There are about 7.6 Bn people on earth. 7,600,000,000 people! Understanding the sheer number of people out there in the world can help you make sense of the commonness of coincidences or improbable events. You should not be surprised by coincidences. In fact, you should expect coincidences and miracles to happen.
The New York Times ran a story about a woman who won the New Jersey lottery twice. “What a coincidence,” you’d say! It happens only 1 in 17 trillion times. How? Well, if you were to buy just two lottery tickets—one for a lottery where you need 6 correct numbers out of 39 to win; the other where you need 6 out of 42—these are the two lotteries that the woman from New Jersey won—the chance that these two tickets would both be winners is 1 in 17 trillion. Extreme luck!
However, statisticians Stephen Samuels and George McCabe of Purdue University begged to differ. “We’d be happy to bet even money that there will be another double winner somewhere in the US sometime in the next seven years,” they wrote. “Give us 2-to-1 odds, and we’ll shorten that to four years; make it 30-to-1, and we’ll bet on four months, which happens to be the time between winnings by the New Jersey woman.”
Why? Because players don’t buy one ticket for each of two lotteries. They buy multiple tickets from multiple lotteries every week. With so many people buying so many lotteries every week, somebody is bound to get lucky more than once.
The flip side of that event happened in the Bulgarian lottery. They randomly selected the winning numbers 4, 15, 23, 24, 35, 42 on September 6, 2009. Four days later it selected the same numbers again. It was shocking. Bulgaria’s then sports minister Svilen Neikov even ordered an investigation.
This rather stunning coincidence was simply an example of the law of truly large numbers. The idea here is that with a large enough group, or sample, unlikely things are completely likely to happen.
First, many lotteries are conducted around the world regularly rolling out their numbers. Second, they occur time after time, year in and year out. This rapidly adds up to a large number of opportunities for lottery numbers to repeat. And third, each time a lottery result is drawn, it could contain the same numbers as produced in any of the previous draws. “If you consider the number of lotto drawings—every week—around the world—over years and years—it would be amazing he wrote, if draws did not occasionally repeat.”

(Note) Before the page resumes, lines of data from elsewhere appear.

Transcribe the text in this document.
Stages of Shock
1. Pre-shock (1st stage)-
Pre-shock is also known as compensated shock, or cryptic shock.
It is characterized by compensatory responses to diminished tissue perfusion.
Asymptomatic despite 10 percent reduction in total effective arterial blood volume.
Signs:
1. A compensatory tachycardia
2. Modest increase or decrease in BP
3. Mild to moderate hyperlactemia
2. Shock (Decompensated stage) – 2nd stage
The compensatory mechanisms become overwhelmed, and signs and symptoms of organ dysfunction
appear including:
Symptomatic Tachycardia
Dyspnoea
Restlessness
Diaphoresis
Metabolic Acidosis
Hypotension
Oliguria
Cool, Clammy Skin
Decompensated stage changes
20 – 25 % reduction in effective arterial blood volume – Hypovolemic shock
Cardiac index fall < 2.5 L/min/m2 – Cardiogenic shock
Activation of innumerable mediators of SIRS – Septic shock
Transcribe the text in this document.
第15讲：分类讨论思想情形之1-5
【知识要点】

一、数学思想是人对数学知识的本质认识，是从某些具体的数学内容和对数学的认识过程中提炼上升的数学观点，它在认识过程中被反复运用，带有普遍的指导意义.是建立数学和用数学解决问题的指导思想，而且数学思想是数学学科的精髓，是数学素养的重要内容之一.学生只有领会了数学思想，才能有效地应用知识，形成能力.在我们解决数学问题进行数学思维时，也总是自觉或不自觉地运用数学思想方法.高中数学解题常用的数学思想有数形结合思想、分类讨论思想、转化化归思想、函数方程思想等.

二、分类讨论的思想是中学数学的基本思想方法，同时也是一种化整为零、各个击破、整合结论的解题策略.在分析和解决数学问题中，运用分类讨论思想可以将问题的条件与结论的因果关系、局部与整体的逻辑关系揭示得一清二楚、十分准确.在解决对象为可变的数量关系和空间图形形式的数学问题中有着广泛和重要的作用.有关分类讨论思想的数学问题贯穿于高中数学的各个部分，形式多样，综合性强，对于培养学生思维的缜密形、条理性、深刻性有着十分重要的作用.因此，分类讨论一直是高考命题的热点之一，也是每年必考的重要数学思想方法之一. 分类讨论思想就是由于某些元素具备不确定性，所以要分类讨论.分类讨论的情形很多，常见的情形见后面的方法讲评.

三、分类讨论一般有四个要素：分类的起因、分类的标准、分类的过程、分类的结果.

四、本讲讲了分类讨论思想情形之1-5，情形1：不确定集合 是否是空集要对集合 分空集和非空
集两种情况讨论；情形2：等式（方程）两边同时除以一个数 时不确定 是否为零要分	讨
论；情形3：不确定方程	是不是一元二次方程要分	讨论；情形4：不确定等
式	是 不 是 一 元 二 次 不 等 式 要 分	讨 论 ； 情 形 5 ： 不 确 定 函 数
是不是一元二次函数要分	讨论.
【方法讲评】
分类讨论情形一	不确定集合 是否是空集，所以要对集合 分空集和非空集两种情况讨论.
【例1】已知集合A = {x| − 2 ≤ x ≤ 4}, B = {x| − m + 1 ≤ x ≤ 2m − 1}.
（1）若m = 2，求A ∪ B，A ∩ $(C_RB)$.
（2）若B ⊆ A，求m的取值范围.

In fact, the North Carolina Cash 5 lottery produced the same winning numbers on July 9 and July 11, 2007. Strange? Not according to probability.
For a simplified example of the law, assume that a given event happens with a probability for its occurrence of 0.1%, within a single trial. Then, the probability that this so-called unlikely event does not happen (improbability) in a single trial is 99.9% (0.999).
In a sample of 1000 independent trials, however, the probability that the event does not happen in any of them, even once (improbability), is 0.999¹⁰⁰⁰, or approximately 36.8%. Then, the probability that the event does happen, at least once, in 1000 trials is 1 − 0.999¹⁰⁰⁰ ≈ 0.632 or 63.2%. This means that this “unlikely event” has a probability of 63.2% of happening if 1000 independent trials are conducted.
This gets even more interesting. The probability that it happens at least once in 10,000 trials is 1 − 0.999¹⁰⁰⁰⁰ ≈ 0.99995 = 99.995%. In other words, a highly unlikely event, given enough trials with some fixed number of draws per trial, is even more likely to occur.
Law of large numbers can also help you explain the wild success of some entrepreneurs.
“I am not saying that Warren Buffett is not skilled; only that a large population of random investors will almost necessarily produce someone with his track records just by luck.”
— Nassim Nicholas Taleb, Fooled by Randomness
99 out of 100 startups fail, but with a large number of startups out there, a lot of them are bound to enjoy stupid success.